いよいよ今年4月から、消費税率が8%に引き上げられる。さらに1年半後には、10%までの引き上げも待っている。激動の時代を生きるビジネスマンは、消費税に関する知識を今から身に着けておかないといけない。消費税に関する用語を、ジャンル別にわかり易く解説した。最終回は、販促コンサルタントの竹内謙礼氏監修による「増税後の動き・対策に関する用語編」をお届けしよう。第1回から続けて読めば、あなたはちょっとした「消費税の専門家」になれるだろう。

【買い控え】

 消費税増税前の「駆け込み消費」の反動で、消費が冷え込む現象のこと。特に高額商品、贅沢品の消費に大きな影響を与える。また、消費マインド全体が冷え込んでしまうこともあり、買い控えの影響は低額の食料品や衣料品にまで派生することが予想される。

 反面、ディスカウント商品や節約系グッズ等の買い控え時に有効な商品やサービスも多々あり、増税後の買い控えを逆に商機ととらえる事業者も多い。リーマンショック時と震災ショック時の買い控え期の販促戦略を検証することで、対策を立てることが可能である(図1参照)。

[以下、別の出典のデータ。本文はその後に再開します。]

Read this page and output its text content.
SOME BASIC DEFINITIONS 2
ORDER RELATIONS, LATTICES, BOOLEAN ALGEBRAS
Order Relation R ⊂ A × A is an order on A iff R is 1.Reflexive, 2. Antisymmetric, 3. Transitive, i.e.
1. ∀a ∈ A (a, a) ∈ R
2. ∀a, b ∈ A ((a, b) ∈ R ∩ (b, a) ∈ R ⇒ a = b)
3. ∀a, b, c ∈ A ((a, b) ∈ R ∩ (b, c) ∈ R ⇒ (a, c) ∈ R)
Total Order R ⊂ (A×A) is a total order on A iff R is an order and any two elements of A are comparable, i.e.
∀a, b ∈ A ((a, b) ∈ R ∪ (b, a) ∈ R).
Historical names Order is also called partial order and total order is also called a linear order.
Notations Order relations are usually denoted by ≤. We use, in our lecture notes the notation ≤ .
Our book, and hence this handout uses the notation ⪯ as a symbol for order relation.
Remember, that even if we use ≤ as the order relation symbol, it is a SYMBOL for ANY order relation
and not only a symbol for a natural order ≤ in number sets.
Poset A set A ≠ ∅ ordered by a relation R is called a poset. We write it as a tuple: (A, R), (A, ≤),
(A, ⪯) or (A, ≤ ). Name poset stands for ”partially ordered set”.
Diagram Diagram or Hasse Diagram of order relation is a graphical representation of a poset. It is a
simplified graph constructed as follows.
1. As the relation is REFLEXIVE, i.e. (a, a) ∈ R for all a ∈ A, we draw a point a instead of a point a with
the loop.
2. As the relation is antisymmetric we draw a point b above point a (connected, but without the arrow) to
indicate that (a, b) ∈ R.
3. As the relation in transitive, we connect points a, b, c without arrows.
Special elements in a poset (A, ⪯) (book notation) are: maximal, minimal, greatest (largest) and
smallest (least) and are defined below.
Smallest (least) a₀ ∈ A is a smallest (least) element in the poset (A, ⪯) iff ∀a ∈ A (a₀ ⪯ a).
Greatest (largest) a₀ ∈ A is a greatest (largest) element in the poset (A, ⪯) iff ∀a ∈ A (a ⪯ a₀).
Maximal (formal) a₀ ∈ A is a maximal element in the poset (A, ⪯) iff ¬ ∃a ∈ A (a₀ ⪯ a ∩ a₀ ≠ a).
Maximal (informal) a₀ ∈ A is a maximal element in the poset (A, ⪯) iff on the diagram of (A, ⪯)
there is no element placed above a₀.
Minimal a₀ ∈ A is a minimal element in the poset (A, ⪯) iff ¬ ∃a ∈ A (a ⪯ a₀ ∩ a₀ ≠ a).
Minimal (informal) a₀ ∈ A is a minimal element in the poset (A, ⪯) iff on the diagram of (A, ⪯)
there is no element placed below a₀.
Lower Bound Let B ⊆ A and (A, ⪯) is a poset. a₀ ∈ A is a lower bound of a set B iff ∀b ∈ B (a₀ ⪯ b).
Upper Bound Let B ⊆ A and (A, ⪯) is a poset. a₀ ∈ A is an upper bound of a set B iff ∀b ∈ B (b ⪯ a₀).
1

【参考】消費税アップ直前に100名に聞いたら、3割が「駆け込み消費する」と回答(経営コンサルタント 竹内謙礼ブログ)。Q6に「買い控え」アンケート結果

【2014年4月1日、および2015年10月1日】

 消費税増税後の初日。2014年4月1日が「火曜日」、2015年10月1日が「木曜日」となる。過去の消費税増税の場合、初日から商品の買い控えが始まり、前日の駆け込み消費とは打って変わって商品が売れなくなる。そのため、心理的な焦りを抱えてセール販売を慣行する事業者も多いが、消費意欲が大きく減退していることもあり、芳しい販促結果にはならないことが多い。また、システムトラブルや接客によるトラブルも発生しやすい日でもあるので、人材の確保は事前におこなっておいたほうがいいだろう。

【プライベートブランド(PB)】

 スーパーやデパート、百貨店などがみずから 企画生産して販売する独自のブランド商品のこと。一般にメーカー製品(ナショナルブランド)より割安になるケースが多い。「自主企画商品」「PB」とも言う。その価格の優位性から、消費税増税後は、売り手側が商品価格を自由にコントロールできるプライベート商品に注目が集まることが予想される。

【モニター企画】

 “モニター”と称して、割引価格で商品やサービスを提供して、消費者と接触頻度をあげる販促企画。増税後の買い控え期に提案することで、節約モードの消費者の財布を緩めるきっかけをつくることができる。また、接触頻度を高めることで優良顧客の育成にもつながるので、買い控え期にモニター企画を展開する事業者は多い。

【訳あり企画】

 正規商品の傷ものや、半端もの、型遅れ商品など、何かしらの事情で通常の販売ルートに乗せられない商品のこと。ひと昔前に比べて、アウトレット品やB級品に対して抵抗感を持っている人が減っていることもあり、販促企画のキャッチコピーに用いれば、増税後の冷え込んだ消費の中でも、ある一定数のお客さんを確保することが可能である。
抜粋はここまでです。